Cette fascination, il la porte par exemple dès ce moment-là pour les chats. La naissance de quatre petits félins à la maison, alors qu’il est tout gosse, demeure un souvenir impérissable, et leur allure mystique en a fait une passion qu’il garde aujourd’hui encore sous le soleil californien.
Il y aussi les copains, inusables, avec lesquels Fabian passe ses weekends et ses fins d’après-midi, et autant que possible dehors, à taper dans un ballon, tirer avec une canne ou simplement camper dans les étendues sauvages de la Prévôté. Cette passion inépuisable pour la nature, son jardin d’enfant, le pousse très vite à s’intéresser aux sciences et à l’univers en général. Pour cette tête blonde, l’astronomie restera longtemps un rêve. Mais cette passion pour la nature n’est pas seulement due à un appétit de môme.

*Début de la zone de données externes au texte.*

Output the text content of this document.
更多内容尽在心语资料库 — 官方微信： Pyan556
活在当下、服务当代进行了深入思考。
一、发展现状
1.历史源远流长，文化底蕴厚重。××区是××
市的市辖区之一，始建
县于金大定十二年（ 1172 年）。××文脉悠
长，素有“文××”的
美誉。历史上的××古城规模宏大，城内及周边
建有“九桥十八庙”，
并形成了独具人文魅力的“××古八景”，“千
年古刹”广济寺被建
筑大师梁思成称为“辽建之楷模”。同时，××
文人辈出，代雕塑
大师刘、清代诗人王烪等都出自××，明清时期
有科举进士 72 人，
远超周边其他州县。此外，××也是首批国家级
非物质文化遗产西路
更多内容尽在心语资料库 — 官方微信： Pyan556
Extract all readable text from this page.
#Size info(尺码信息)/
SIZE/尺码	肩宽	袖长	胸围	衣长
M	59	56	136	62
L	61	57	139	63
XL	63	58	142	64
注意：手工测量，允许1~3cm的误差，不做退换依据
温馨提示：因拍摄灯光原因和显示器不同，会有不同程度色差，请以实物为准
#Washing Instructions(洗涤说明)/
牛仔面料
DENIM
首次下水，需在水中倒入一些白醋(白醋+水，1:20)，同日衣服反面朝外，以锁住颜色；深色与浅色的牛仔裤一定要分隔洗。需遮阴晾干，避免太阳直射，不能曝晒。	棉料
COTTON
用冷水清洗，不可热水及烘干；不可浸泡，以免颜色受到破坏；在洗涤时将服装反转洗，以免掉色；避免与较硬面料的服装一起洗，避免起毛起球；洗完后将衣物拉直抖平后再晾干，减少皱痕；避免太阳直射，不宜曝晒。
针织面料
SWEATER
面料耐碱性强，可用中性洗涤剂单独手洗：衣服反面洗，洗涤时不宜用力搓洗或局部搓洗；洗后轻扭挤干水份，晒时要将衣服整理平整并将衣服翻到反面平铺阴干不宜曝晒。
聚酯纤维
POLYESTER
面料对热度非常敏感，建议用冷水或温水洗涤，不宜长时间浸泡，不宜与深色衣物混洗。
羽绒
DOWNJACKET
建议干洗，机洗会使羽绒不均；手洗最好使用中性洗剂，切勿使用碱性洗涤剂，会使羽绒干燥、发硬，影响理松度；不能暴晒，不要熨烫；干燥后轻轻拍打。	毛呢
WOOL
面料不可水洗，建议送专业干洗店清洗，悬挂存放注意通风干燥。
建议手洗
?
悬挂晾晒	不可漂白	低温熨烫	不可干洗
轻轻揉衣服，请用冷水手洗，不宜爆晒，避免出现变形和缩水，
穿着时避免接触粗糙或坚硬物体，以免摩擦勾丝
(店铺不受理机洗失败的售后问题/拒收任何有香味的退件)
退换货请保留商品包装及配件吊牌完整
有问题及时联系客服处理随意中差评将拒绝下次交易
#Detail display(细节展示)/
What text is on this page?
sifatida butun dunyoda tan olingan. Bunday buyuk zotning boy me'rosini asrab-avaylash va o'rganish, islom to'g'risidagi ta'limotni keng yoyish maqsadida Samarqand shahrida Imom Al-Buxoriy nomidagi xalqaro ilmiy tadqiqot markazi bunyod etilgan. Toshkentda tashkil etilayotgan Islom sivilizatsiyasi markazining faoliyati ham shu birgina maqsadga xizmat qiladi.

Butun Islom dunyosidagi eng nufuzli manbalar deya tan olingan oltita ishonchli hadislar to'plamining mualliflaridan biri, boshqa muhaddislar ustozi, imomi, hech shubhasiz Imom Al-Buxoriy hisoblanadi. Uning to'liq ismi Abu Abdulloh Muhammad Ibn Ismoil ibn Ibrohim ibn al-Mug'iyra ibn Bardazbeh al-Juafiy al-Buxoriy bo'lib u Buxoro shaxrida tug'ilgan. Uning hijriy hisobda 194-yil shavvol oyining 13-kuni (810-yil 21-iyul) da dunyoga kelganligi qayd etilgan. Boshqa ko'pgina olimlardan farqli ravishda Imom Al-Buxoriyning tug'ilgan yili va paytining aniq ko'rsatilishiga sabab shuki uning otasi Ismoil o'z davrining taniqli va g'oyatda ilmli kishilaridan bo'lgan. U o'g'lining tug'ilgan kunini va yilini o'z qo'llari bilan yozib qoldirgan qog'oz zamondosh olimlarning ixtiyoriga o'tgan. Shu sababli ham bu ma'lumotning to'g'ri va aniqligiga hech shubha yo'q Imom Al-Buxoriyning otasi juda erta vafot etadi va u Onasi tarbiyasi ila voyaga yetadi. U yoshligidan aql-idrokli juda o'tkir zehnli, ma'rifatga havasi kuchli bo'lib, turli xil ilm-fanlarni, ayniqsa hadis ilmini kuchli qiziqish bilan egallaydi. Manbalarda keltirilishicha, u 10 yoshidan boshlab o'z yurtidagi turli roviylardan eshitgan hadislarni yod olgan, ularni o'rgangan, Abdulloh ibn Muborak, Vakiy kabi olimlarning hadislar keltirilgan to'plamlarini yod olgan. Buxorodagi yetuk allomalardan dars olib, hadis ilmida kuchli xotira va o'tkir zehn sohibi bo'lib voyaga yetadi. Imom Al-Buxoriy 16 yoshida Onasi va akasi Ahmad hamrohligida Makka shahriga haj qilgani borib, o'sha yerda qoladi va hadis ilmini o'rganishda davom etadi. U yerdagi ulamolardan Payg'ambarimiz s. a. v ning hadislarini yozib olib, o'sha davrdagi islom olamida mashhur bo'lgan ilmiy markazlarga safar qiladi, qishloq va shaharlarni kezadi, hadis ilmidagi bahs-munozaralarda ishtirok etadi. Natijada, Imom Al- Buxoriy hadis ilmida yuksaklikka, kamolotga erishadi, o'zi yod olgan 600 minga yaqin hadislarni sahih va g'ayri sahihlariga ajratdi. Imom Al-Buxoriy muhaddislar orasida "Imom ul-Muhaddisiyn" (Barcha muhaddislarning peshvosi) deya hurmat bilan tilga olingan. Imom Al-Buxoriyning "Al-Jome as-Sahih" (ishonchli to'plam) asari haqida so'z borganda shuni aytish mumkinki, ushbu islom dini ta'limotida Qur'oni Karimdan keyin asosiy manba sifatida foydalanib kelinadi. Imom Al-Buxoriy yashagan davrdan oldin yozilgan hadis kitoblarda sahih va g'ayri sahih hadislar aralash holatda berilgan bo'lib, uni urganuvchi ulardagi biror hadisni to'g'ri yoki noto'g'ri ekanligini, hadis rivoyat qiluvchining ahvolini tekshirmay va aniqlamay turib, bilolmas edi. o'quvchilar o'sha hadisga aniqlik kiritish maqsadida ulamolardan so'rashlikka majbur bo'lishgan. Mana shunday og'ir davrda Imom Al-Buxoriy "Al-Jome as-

Le rôle des parents de Fabian, Erwin et Silvia, a été primordial pour le goût du voyage qu’il a acquis si jeune. En famille, avec la caravane, les parents Weber font découvrir la Suisse et ses coins de pays magnifiques aux enfants.
Métro boulot dodo
Un beau jour, fini l’école, fini la rigolade, voilà la fin de l’adolescence et le début de l’âge adulte, et les responsabilités qui vont avec. C’est surtout le début des expériences professionnelles, et le jeune Fabian en connait de nombreuses. Malgré son aisance à l’école, qui aurait pu le pousser vers des études gymnasiales classiques, il décide de se lancer dans un apprentissage technique, dans un domaine proche de la science qu’il aime tant, grâce aussi aux conseils avisés de son professeur d’alors, mais aussi parce que ses ambitions en astronomie sont limitées par les possibilités dans la région.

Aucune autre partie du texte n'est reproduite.